Namun benda terbang yang ditemukan pertama kali pada 1907 ini memiliki kelemahan dari segi penggunaan ruang. Ia memiliki diameter baling-baling yang lebar dan bagian ekor yang cukup panjang.

 

Untuk penggunaan di daerah-daerah krusial seperti perang, nampaknya membawa korban luka untuk evakuasi menggunakan helikopter sangatlah beresiko. Jika helikopter tertembak, tak hanya penumpang yang menjadi korban, tetapi juga pilotnya.
Israel Tactical Robotics mengembangkan AirMule, sebuah drone yang berfungsi sebagai ambulans untuk mengangkut prajurit yang terluka di medan perang.

 

 

Menariknya, AirMule dirancang dengan bentuk yang minimalis sehingga bisa take-off dan landing di tempat yang kecil. AirMule memiliki rotor pengangkat yang berada di dalam tubuh, menghadap ke bawah dengan tekanan yang tinggi
Sementara helikopter menggunakan pilot, AirMule dikendalikan dengan remote. Hal ini dimaksudkan agar bisa masuk ke zona perang dan mengevakuasi korban yang terluka.
Baling-baling belakang difungsikan untuk bergerak secara horizontal.
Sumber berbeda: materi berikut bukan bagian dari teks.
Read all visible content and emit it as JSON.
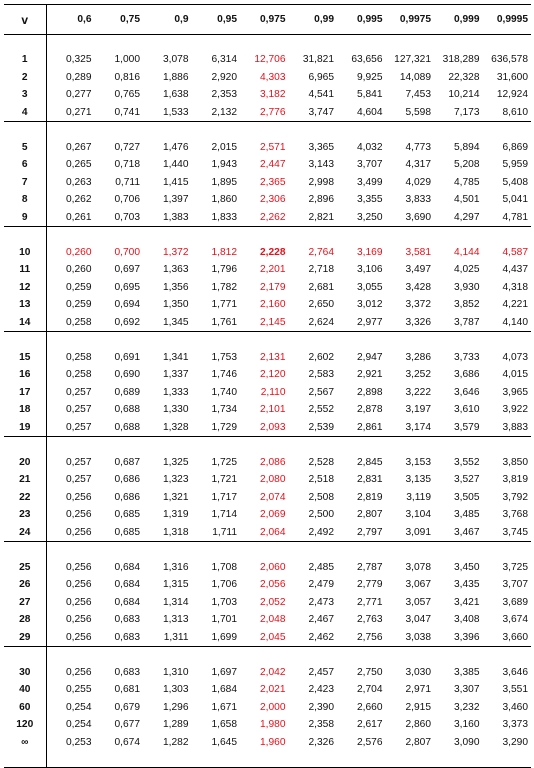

Sedangkan untuk pergerakan vertikal menggunakan rotor internal yang dapat dilihat dari sisi atas maupun bawah. Rencananya, kekuatan rotor ini saat take-off sebesar 985 shp.
Seiring dengan model lain yang juga dikembangkan, varian seperti Cormorant juga dalam tahap pengembangan untuk pasar lain. Dilaporkan bahwa kecepatannya menembus 185 km/jam, ketinggian maksimum 5486 m, dan daya angkut sebesar 440 kg.
Pada 30 Desember 2015, uji coba AirMule dilakukan di lapangan udara Megiddo, Israel. Selanjutnya akan dilakukan percobaan penerbangan otomatis membawa kargo di daerah hutan di dekatnya.

 

 

Perusahaan Metro Skyways melihat teknologi ini memungkinkan untuk diaplikasikan pada mobil. Dengan kata lain, AirMule telah membuka jalan untuk terciptanya mobil terbang.